Shelly Martin, Freelance Writer, NFP Times, Feb. 2002

Hollywood, not known for having a strong Latino presence, is now yielding to the fact that Latino movies are proving to be big-ticket draws pulling in millions at the box office. With actors like Antonio Banderas, Salma Hayek, Benicio Del Toro and Jennifer Lopez, more and more studios are gearing up to produce and distribute Latino films like Frieda, Zapata and Papi Chulo.

“Latinos are setting the film industry on fire,” says newcomer Antonio Franceschi. Currently the Chicago based writer, producer and director has wrapped up production on the first of many Latino films he hopes to shoot utilizing the latest in digital and high definition technology.

As a Latino, Franceschi was keen on filming a movie although not just any movie. He wanted to tell his own story, one that would reflect the world he lives in. “I felt the need to tell stories about the people and world I live in.” His movie “Urban Poet” is an urban story with strong ties to Chicago’s Latino community.  The story is the tale of one young Latina’s dilemma to transcend boundaries and maintain sacred relationships. It’s an intricate story that introduces you to several characters whose lives intertwine to create one fluid narrative.
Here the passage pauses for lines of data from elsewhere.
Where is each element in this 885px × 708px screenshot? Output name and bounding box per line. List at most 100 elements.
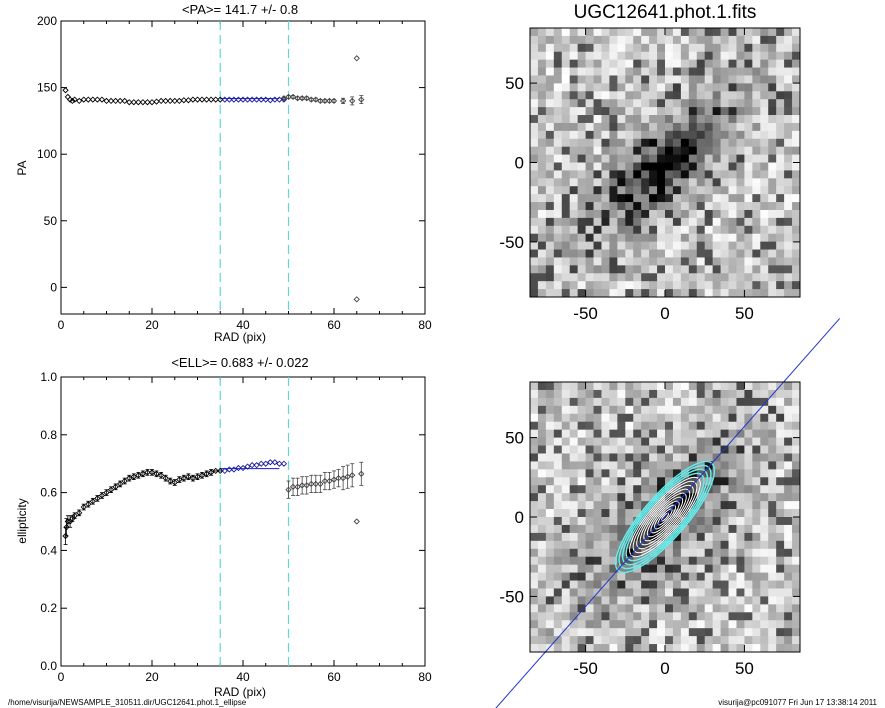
image-pixel [760, 265, 769, 274]
image-pixel [672, 540, 682, 550]
image-pixel [625, 405, 634, 415]
image-pixel [553, 397, 563, 407]
image-pixel [680, 75, 690, 84]
image-pixel [530, 596, 539, 605]
image-pixel [625, 477, 634, 486]
image-pixel [720, 241, 729, 250]
image-pixel [680, 122, 690, 132]
image-pixel [776, 469, 785, 478]
image-pixel [792, 138, 801, 148]
image-pixel [545, 186, 555, 195]
image-pixel [792, 59, 801, 68]
image-pixel [601, 405, 610, 415]
image-pixel [752, 413, 761, 423]
image-pixel [776, 233, 785, 243]
image-pixel [625, 517, 634, 526]
image-pixel [688, 146, 698, 155]
image-pixel [577, 636, 586, 645]
image-pixel [553, 413, 563, 423]
image-pixel [665, 194, 674, 203]
image-pixel [744, 130, 753, 140]
image-pixel [545, 233, 555, 243]
image-pixel [744, 138, 753, 148]
image-pixel [744, 620, 753, 629]
image-pixel [577, 99, 586, 108]
image-pixel [665, 509, 674, 518]
image-pixel [625, 67, 634, 76]
image-pixel [585, 421, 594, 431]
image-pixel [609, 122, 618, 132]
image-pixel [672, 289, 682, 298]
image-pixel [553, 51, 563, 61]
image-pixel [657, 572, 666, 581]
image-pixel [633, 138, 642, 148]
image-pixel [680, 28, 690, 37]
image-pixel [545, 146, 555, 155]
image-pixel [704, 217, 714, 227]
image-pixel [530, 281, 539, 290]
image-pixel [561, 604, 571, 613]
image-pixel [537, 429, 547, 438]
image-pixel [657, 644, 666, 653]
image-pixel [609, 51, 618, 61]
image-pixel [625, 138, 634, 148]
image-pixel [704, 405, 714, 415]
image-pixel [537, 265, 547, 274]
image-pixel [768, 636, 777, 645]
image-pixel [784, 233, 793, 243]
image-pixel [728, 397, 737, 407]
image-pixel [657, 421, 666, 431]
image-pixel [609, 107, 618, 116]
image-pixel [672, 580, 682, 589]
image-pixel [768, 572, 777, 581]
image-pixel [744, 501, 753, 510]
image-pixel [720, 202, 729, 211]
data-point [62, 87, 69, 94]
image-pixel [752, 564, 761, 573]
image-pixel [641, 453, 650, 462]
image-pixel [601, 620, 610, 629]
image-pixel [530, 580, 539, 589]
image-pixel [545, 596, 555, 605]
image-pixel [553, 43, 563, 53]
image-pixel [752, 628, 761, 637]
image-pixel [792, 130, 801, 140]
image-pixel [792, 225, 801, 235]
image-pixel [609, 281, 618, 290]
image-pixel [665, 596, 674, 605]
image-pixel [553, 59, 563, 68]
image-pixel [688, 493, 698, 502]
image-pixel [609, 644, 618, 653]
image-pixel [577, 138, 586, 148]
image-pixel [672, 194, 682, 203]
image-pixel [641, 202, 650, 211]
image-pixel [625, 249, 634, 258]
image-pixel [649, 130, 658, 140]
image-pixel [577, 421, 586, 431]
image-pixel [784, 517, 793, 526]
image-pixel [649, 572, 658, 581]
image-pixel [776, 273, 785, 282]
image-pixel [736, 170, 745, 179]
image-pixel [720, 588, 729, 597]
image-pixel [593, 437, 602, 446]
data-point [89, 498, 96, 505]
image-pixel [649, 51, 658, 61]
image-pixel [712, 43, 721, 53]
image-pixel [585, 413, 594, 423]
image-pixel [617, 548, 626, 558]
image-pixel [665, 628, 674, 637]
image-pixel [569, 115, 579, 124]
image-pixel [760, 281, 769, 290]
image-pixel [720, 382, 729, 391]
image-pixel [577, 413, 586, 423]
data-point [180, 475, 187, 482]
image-pixel [609, 429, 618, 438]
image-pixel [553, 130, 563, 140]
image-pixel [720, 461, 729, 470]
image-pixel [768, 162, 777, 171]
image-pixel [688, 28, 698, 37]
image-pixel [593, 556, 602, 566]
image-pixel [625, 469, 634, 478]
image-pixel [609, 405, 618, 415]
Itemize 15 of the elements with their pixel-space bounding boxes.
Set against Chicago’s urban poetry scene, the story centers on Rita, a young Puerto Rican poet who struggles to find her voice. “Some of us dream about becoming a singer others dream about changing the world even if it means breaking new grounds and that’s what Rita’s character represents. In essence that is what we have tried to do with the film,” says Franceschi. He refers to the fact that “Urban Poet” was filmed using the latest digital technology, an all Latino cast and crew and with no budget.

According to Franceschi, founder of New Film Production, the movie was completed with the help of an exceptional three-man crew headed by Felix Mendez, Director of Photography and the persistent dedication of the voluntary cast.
Although the project was completed with no budget, Franceschi states that it would not have been possible without the help of the individuals, organizations and businesses of the Humboldt Park community who combined their resources to help offset the need for outside funding.

“We shot the film in Humboldt Park utilizing the studio facility of Boca Music, so we minimized the need for transporting the cast, crew and equipment,” says Franceschi. New Film Production owned most of the equipment used to complete the project but X-Ray and Product Production studios borrowed additional equipment. Franceschi also counted on the help of various facilities who donated their space for auditions and filming. Even the local Hispanic media, led by Luis Rossi and Marilyn Santiago, donated air and print ad space to promote the local project.
Urban Poet was greatly received by audiences at the 19th Annual Chicago Latino Film Festival. Franceschi plans to hit the film festival and tour the college circuit with the intent to maximize exposure and raise the eyebrows of interested distributors. This young ambitious producer hopes to set the presence of Latino filmmakers interested in producing their own stories. He emphasizes the need for Latinos “to jump on the technological and informative highway and start telling their stories be it about a small town in Mexico, a pueblo in Puerto Rico or an American barrio.” The most important point is for Latinos to “write, write, write.”

His advice to other filmmakers is to keep the faith even through the tough times saying, “it will be challenging and there will be setbacks and at times it may be totally discouraging but the successful filmmaker keeps pushing forward.”